Abstract
Complexity economics, which considers the economy as an evolving and adaptive complex system with nonlinear interactions and feedback loops, has developed besides mainstream economics and it has reminded us numerous important topics like uncertainty, heterogeneous expectations, bounded rationality, herd effect, that are generally ignored by the mainstream. Early traces of this approach can be followed from Schumpeter, Hayek, Keynes, Simon and also Smith (Hommes, 2013). Economic system, taken by complexity economics is not necessarily in equilibrium and agents change their actions in response to actions of others (Arthur, 2015). Purpose of this study is to demonstrate the similarity between the Keynesian Revolution as an example of Kuhnian paradigm shift and the complexity economics and also to call attention to potential contributions of complexity economics through its computation and simulation capacity to develop a new approach in economic theory.
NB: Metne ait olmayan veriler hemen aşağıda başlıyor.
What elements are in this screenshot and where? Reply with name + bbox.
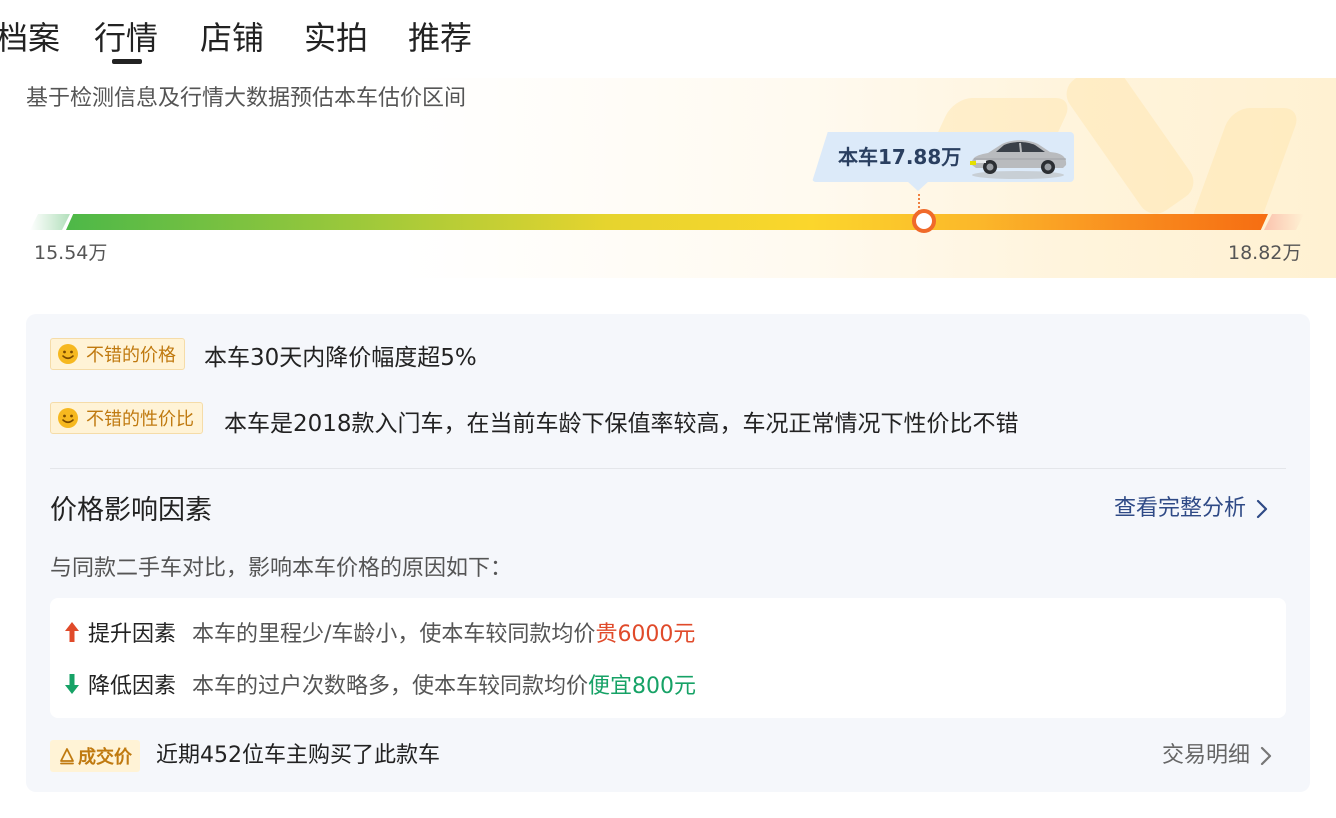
factor-name: 降低因素 (88, 674, 177, 699)
factor-amount: 贵6000元 (595, 622, 696, 647)
smile-icon (58, 344, 78, 364)
current-price-label: 本车17.88万 (838, 145, 962, 169)
decor-shape (1188, 108, 1302, 228)
full-analysis-link[interactable]: 查看完整分析 (1114, 494, 1268, 524)
factors-title: 价格影响因素 (50, 495, 212, 526)
tag-good-value: 不错的性价比 (50, 402, 203, 434)
price-estimate-section: 基于检测信息及行情大数据预估本车估价区间 本车17.88万 15.54万 18.… (0, 78, 1336, 278)
analysis-card (26, 314, 1310, 792)
estimate-subtitle: 基于检测信息及行情大数据预估本车估价区间 (26, 86, 467, 111)
deal-icon (60, 748, 74, 765)
smile-icon (58, 408, 78, 428)
tag-good-price: 不错的价格 (50, 338, 185, 370)
deal-info-text: 近期452位车主购买了此款车 (156, 743, 440, 768)
chevron-right-icon (1256, 499, 1268, 519)
advantage-text: 本车30天内降价幅度超5% (204, 345, 477, 371)
tab-archive[interactable]: 档案 (0, 16, 60, 60)
deal-tag-label: 成交价 (78, 747, 132, 768)
tab-bar: 档案 行情 店铺 实拍 推荐 (0, 0, 1336, 78)
factor-row-up: 提升因素 本车的里程少/车龄小，使本车较同款均价 贵6000元 (64, 617, 695, 647)
range-max-label: 18.82万 (1228, 242, 1302, 264)
factor-text: 本车的过户次数略多，使本车较同款均价 (192, 674, 589, 699)
divider (50, 468, 1286, 469)
range-bar-fade-left (30, 214, 70, 230)
tag-label: 不错的价格 (86, 345, 176, 366)
decor-shape (1059, 78, 1201, 221)
bubble-pointer (907, 181, 929, 191)
factors-description: 与同款二手车对比，影响本车价格的原因如下： (50, 556, 513, 581)
tag-label: 不错的性价比 (86, 409, 194, 430)
current-price-marker (911, 209, 936, 233)
car-icon (970, 140, 1067, 179)
full-analysis-label: 查看完整分析 (1114, 496, 1247, 521)
tab-recommend[interactable]: 推荐 (408, 16, 472, 60)
price-range-bar (66, 214, 1268, 230)
range-bar-fade-right (1264, 214, 1304, 230)
factor-text: 本车的里程少/车龄小，使本车较同款均价 (192, 622, 596, 647)
tab-shop[interactable]: 店铺 (200, 16, 264, 60)
factor-amount: 便宜800元 (588, 674, 697, 699)
factor-name: 提升因素 (88, 622, 177, 647)
tab-photos[interactable]: 实拍 (304, 16, 368, 60)
advantage-text: 本车是2018款入门车，在当前车龄下保值率较高，车况正常情况下性价比不错 (224, 411, 1019, 437)
tab-market[interactable]: 行情 (94, 16, 158, 60)
deal-detail-link[interactable]: 交易明细 (1162, 741, 1272, 771)
active-tab-indicator (112, 59, 142, 64)
arrow-up-icon (65, 622, 79, 642)
factor-row-down: 降低因素 本车的过户次数略多，使本车较同款均价 便宜800元 (64, 669, 696, 699)
range-min-label: 15.54万 (34, 242, 108, 264)
deal-detail-label: 交易明细 (1162, 743, 1251, 768)
arrow-down-icon (65, 674, 79, 694)
deal-price-tag: 成交价 (50, 740, 140, 772)
chevron-right-icon (1260, 746, 1272, 766)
Ekonomiyi, lineer olmayan karşılıklı etkileşimler ve geri besleme süreçlerini de içeren kompleks bir sistem olarak analiz etmek gerektiği iddiasındaki kompleksite iktisadı, şimdilik ana akım iktisadın yerini alma iddiasında bulunmadan onunla etkileşim içinde ancak onun genelde göz ardı ettiği pek çok önemli kavramı yer yer ana akım iktisada da hatırlatarak gelişimini sürdürmektedir. İzlerini Schumpeter, Hayek, Keynes, Simon ve hatta Smith’e[1] kadar sürebileceğimiz kompleksite iktisadı 1980’lerden bu yana iktisatçıların fizikten, biyolojiye pek çok farklı disiplinden bilim insanları ile biraraya geldiği Santa Fe Enstitüsü gibi kurumlar sayesinde gittikçe daha çok taraftar bulmaktadır (Hommes, 2013, 1). Kompleksite iktisadının ele aldığı ekonomi dengede olmak zorunda değildir, bu yaklaşımda hesaplama ve modellere dayalı simülasyonlar, formel matematik kadar önemlidir, yine ekonomik dinamikler azalan getiriler kadar artan getiriler[2] de sergileyebilirler (Arthur, 2015, 2).
1] Hommes, Smith’i listesine dahil etmemiştir.
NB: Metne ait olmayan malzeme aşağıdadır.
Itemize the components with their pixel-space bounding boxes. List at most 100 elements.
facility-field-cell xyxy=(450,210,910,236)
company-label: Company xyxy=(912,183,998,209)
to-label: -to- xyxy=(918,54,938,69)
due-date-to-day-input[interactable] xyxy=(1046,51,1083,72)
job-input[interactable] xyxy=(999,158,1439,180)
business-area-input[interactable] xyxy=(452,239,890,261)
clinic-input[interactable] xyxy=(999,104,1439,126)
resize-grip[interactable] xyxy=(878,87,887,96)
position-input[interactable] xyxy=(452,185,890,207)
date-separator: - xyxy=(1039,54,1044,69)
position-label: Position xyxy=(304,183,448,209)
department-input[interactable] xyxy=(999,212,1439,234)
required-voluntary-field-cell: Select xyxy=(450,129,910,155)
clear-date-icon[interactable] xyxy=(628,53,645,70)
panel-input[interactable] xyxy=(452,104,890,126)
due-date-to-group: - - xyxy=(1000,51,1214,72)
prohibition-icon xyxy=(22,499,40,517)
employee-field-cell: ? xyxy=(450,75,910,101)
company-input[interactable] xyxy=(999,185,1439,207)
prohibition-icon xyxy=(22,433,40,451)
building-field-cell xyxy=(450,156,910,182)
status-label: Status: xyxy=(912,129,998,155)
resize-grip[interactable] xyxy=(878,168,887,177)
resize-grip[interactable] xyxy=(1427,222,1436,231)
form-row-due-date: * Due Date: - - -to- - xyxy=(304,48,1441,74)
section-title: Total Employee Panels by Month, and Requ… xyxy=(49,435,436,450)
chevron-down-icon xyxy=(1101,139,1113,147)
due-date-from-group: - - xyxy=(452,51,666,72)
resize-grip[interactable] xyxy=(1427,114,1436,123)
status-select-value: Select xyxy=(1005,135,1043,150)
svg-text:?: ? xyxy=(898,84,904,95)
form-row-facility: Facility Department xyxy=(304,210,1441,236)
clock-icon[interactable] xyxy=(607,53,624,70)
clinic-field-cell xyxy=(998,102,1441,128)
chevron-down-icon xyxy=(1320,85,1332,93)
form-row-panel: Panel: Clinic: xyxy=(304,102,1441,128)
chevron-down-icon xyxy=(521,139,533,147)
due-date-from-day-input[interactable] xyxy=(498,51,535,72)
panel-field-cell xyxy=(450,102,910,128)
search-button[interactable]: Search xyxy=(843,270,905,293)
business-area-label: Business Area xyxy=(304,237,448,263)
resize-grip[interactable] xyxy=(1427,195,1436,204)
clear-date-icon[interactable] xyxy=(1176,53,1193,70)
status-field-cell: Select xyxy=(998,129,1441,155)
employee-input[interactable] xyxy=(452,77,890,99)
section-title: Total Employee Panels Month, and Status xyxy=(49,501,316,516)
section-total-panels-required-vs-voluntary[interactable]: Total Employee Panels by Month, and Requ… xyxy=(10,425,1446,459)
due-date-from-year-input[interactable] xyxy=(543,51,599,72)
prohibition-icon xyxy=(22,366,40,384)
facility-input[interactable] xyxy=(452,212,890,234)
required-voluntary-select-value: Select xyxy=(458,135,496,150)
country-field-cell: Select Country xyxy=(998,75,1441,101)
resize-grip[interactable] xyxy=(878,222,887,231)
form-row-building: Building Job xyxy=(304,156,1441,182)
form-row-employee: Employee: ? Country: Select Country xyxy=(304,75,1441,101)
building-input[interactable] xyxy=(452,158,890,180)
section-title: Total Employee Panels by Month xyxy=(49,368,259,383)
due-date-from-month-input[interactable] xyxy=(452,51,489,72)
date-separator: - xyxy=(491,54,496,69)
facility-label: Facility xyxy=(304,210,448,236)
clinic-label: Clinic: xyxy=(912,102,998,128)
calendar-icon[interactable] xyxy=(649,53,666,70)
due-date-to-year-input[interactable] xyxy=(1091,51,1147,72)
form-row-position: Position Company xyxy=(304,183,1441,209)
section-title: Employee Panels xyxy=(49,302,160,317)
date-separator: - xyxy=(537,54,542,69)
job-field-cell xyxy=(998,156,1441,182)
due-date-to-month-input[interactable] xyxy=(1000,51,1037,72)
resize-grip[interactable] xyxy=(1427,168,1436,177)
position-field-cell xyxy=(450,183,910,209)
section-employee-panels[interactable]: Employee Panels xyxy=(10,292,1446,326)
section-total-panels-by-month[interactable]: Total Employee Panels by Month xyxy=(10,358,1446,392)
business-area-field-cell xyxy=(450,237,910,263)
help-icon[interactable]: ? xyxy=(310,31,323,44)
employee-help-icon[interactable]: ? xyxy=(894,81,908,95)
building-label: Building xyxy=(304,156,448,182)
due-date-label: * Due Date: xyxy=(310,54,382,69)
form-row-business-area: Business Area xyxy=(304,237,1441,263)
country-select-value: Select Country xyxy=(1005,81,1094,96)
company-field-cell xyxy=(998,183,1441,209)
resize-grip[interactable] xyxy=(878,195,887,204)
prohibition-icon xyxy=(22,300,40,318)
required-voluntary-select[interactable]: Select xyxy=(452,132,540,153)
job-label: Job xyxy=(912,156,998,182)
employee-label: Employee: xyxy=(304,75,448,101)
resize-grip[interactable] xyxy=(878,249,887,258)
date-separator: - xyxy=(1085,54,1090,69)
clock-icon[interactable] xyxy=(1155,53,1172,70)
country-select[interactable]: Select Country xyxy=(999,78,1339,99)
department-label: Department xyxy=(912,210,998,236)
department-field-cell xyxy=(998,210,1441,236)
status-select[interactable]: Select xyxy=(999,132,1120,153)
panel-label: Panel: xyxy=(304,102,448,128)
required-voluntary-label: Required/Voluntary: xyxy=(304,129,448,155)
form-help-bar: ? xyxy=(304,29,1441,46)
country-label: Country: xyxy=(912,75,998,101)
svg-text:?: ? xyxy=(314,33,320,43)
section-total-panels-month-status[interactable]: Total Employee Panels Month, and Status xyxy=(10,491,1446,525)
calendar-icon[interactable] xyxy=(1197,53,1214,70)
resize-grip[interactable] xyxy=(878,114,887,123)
[2] Brian Arthur Eylül 1987’de Santa Fe Enstitüsü’nde iktisatçı ve fizikçilerden oluşan bir gruba yaptığı Ekonomide Kendi Kendisini Pekiştiren Mekanizmalar (Self-Reinforcing Mechanisms in Economics) başlıklı sunumunu ekonomideki nonlineerlikler üzerine kurmuştu. Sunumda bulunan bir diğer ünlü iktisatçı Arrow nonlinnerlikle ne kastettiğini sorduğunda Arthur, ekonominin standart varsayımı olan azalan getirilerin, dengeye ve istikrara yönlendirici bir nonlineerlik örneği olduğunu ki aslında bu bir negatif geri bildirim sürecidir, kendisinin ise daha çok, ekonomideki bazı sektörlerin dengeden uzaklaşmasına neden olan ve mühendislerin pozitif geri bildirim olarak adlandırdıkları artan getirileri ifade ettiğini belirtmiştir (Waldrop, 1993, s. 137-138). Arthur’a (2015, s. 183) göre ekonomide pozitif geri bildirimler artan getirilerin sonucu olarak ortaya çıkıyordu.